Mass media focuses on promotion and creating a media experience that will attract the greatest audience. Social media focuses on building a community with an audience that has the greatest connection with not only the media, but also with the creators of that media and each other.

For many in mass media, efforts beyond mere marketing seem to be a waste of time. The connection of social media seems a waste of time and effort. Why worry about connecting with the audience when the goal is create the biggest audience for advertisers?

With so many media and entertainment choices, audiences have become less loyal. Channel surfing has become the norm, and mass audiences more difficult to deliver, just ask the music industry. In part, I think that people realise that they had become just ‘eyeballs for advertisers’ in the age of mass media. But somehow as mass media became disconnected from their audiences, they forgot some of the lessons of the past that well could point to the future and social media.

As Steve Yelvington says in remembering Mike Royko, the great Chicago columnist, and one of the only reasons that I read the Chicago Tribune:

Is Royko relevant in the 21st century? I think there’s much the aspiring blog-centric journalist can learn from the writings of Chicago’s voice of the people, the man who almost singlehandedly carried the old Chicago Daily News for years, the man who sold more newspapers than anyone who sat in any publisher’s office in the city of broad shoulders.

Today’s J-student should understand that the task is not to get a job and draw a paycheck, but rather to build a following. Learn from Royko.

Build a following and a community by breaking the fourth wall of the Fourth Estate. We need to reconnect to our audiences and our communities.

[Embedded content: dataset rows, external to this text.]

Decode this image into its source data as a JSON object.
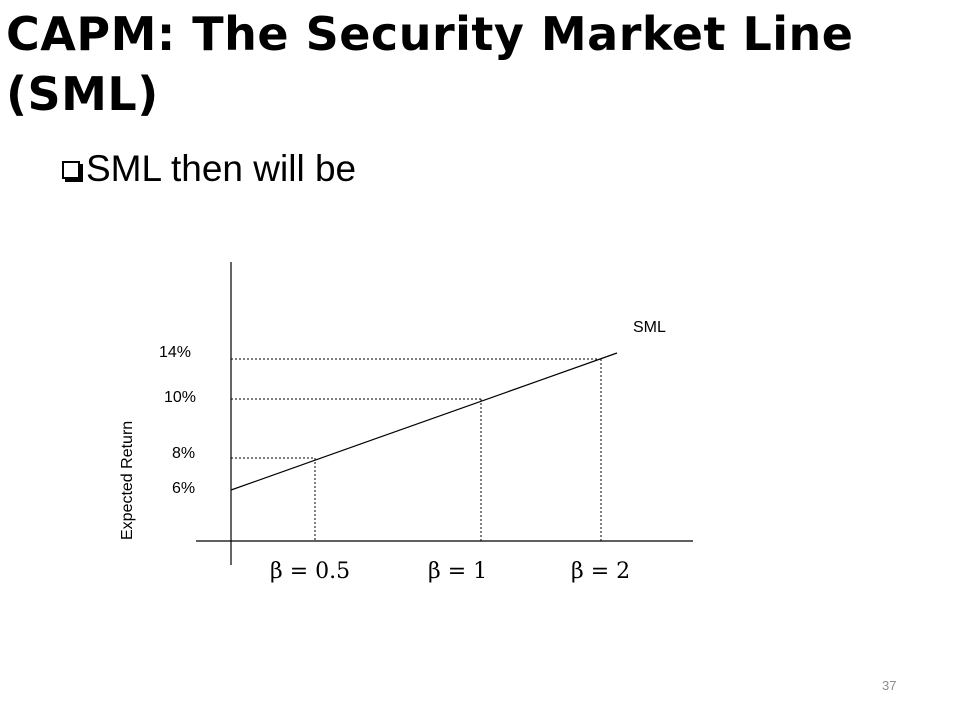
{
  "slide": {
    "title": "CAPM: The Security Market Line (SML)",
    "bullet_text": "SML then will be",
    "page_number": "37"
  },
  "diagram": {
    "y_axis_label": "Expected Return",
    "line_label": "SML",
    "y_ticks": [
      "14%",
      "10%",
      "8%",
      "6%"
    ],
    "x_ticks": [
      "β = 0.5",
      "β = 1",
      "β = 2"
    ],
    "points": [
      {
        "beta": 0.5,
        "return": "8%"
      },
      {
        "beta": 1,
        "return": "10%"
      },
      {
        "beta": 2,
        "return": "14%"
      }
    ],
    "intercept": "6%"
  }
}
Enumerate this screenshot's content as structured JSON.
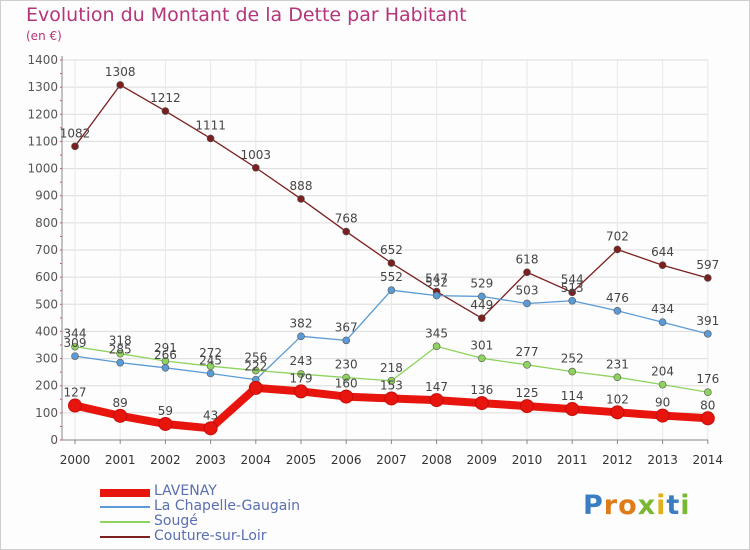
{
  "header": {
    "title": "Evolution du Montant de la Dette par Habitant",
    "unit": "(en €)"
  },
  "logo": {
    "letters": [
      "P",
      "r",
      "o",
      "x",
      "i",
      "t",
      "i"
    ],
    "colors": [
      "#3a7ec2",
      "#e07b1a",
      "#e07b1a",
      "#7ab833",
      "#e0b21a",
      "#3a7ec2",
      "#7ab833"
    ]
  },
  "chart_data": {
    "type": "line",
    "title": "Evolution du Montant de la Dette par Habitant",
    "ylabel": "(en €)",
    "xlabel": "",
    "x": [
      "2000",
      "2001",
      "2002",
      "2003",
      "2004",
      "2005",
      "2006",
      "2007",
      "2008",
      "2009",
      "2010",
      "2011",
      "2012",
      "2013",
      "2014"
    ],
    "ylim": [
      0,
      1400
    ],
    "yticks": [
      0,
      100,
      200,
      300,
      400,
      500,
      600,
      700,
      800,
      900,
      1000,
      1100,
      1200,
      1300,
      1400
    ],
    "grid": true,
    "legend_position": "bottom-left",
    "series": [
      {
        "name": "LAVENAY",
        "color": "#e8150f",
        "values": [
          127,
          89,
          59,
          43,
          192,
          179,
          160,
          153,
          147,
          136,
          125,
          114,
          102,
          90,
          80
        ],
        "labels": [
          "127",
          "89",
          "59",
          "43",
          "",
          "179",
          "160",
          "153",
          "147",
          "136",
          "125",
          "114",
          "102",
          "90",
          "80"
        ]
      },
      {
        "name": "La Chapelle-Gaugain",
        "color": "#5b9bd5",
        "values": [
          309,
          285,
          266,
          245,
          222,
          382,
          367,
          552,
          532,
          529,
          503,
          513,
          476,
          434,
          391
        ],
        "labels": [
          "309",
          "285",
          "266",
          "245",
          "222",
          "382",
          "367",
          "552",
          "532",
          "529",
          "503",
          "513",
          "476",
          "434",
          "391"
        ]
      },
      {
        "name": "Sougé",
        "color": "#8fd35f",
        "values": [
          344,
          318,
          291,
          272,
          256,
          243,
          230,
          218,
          345,
          301,
          277,
          252,
          231,
          204,
          176
        ],
        "labels": [
          "344",
          "318",
          "291",
          "272",
          "256",
          "243",
          "230",
          "218",
          "345",
          "301",
          "277",
          "252",
          "231",
          "204",
          "176"
        ]
      },
      {
        "name": "Couture-sur-Loir",
        "color": "#7b1f1f",
        "values": [
          1082,
          1308,
          1212,
          1111,
          1003,
          888,
          768,
          652,
          547,
          449,
          618,
          544,
          702,
          644,
          597
        ],
        "labels": [
          "1082",
          "1308",
          "1212",
          "1111",
          "1003",
          "888",
          "768",
          "652",
          "547",
          "449",
          "618",
          "544",
          "702",
          "644",
          "597"
        ]
      }
    ]
  }
}
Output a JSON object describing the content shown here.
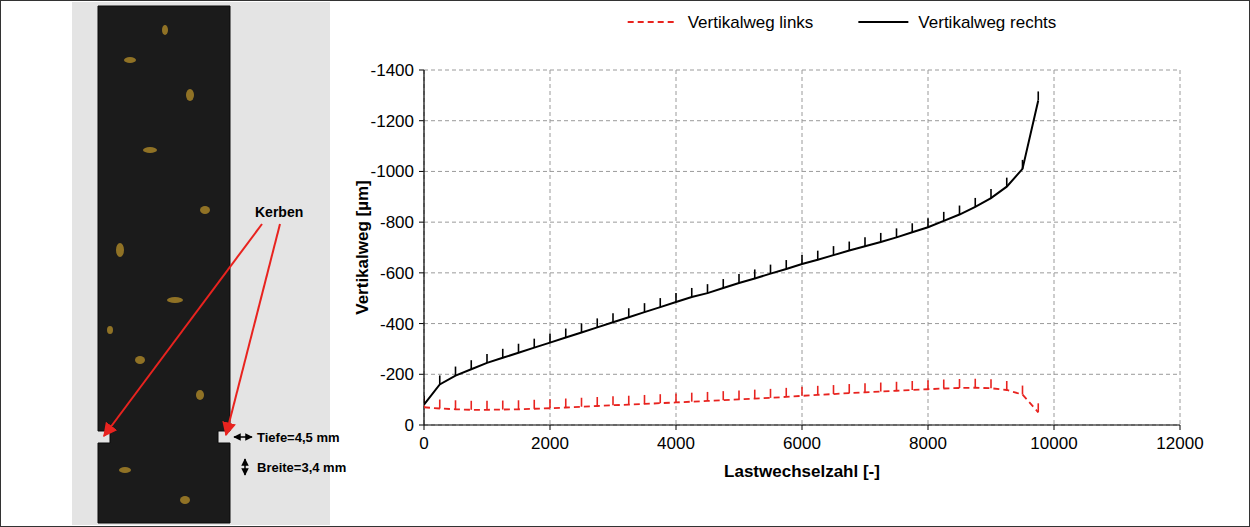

In a must read post, Robert Patterson sums up how social tools like Twitter can not only help build this sense of community but also break some of the limitations of linear media like radio.

From this small beginning Laura talked to others and the “Diner” started to emerge. … The listener started to become part of the show – not in air – but with the crew. As they did stuff on air, they got not just feedback but stimulation and vice versa.
“Radio is a linear medium” Laura reminded me. “You have to listen to the end to get what we do. Twitter with its short form – enables us to introduce short cuts”. From my part it introduces the many to many while the one to many is still going. This I think is the future if Radio and TV. To wrap the Program with a society.

I think it is also the future of newspapers, which is really just a forgotten lesson of newspapers’ past. Build a following, a community, and you’ll build your business.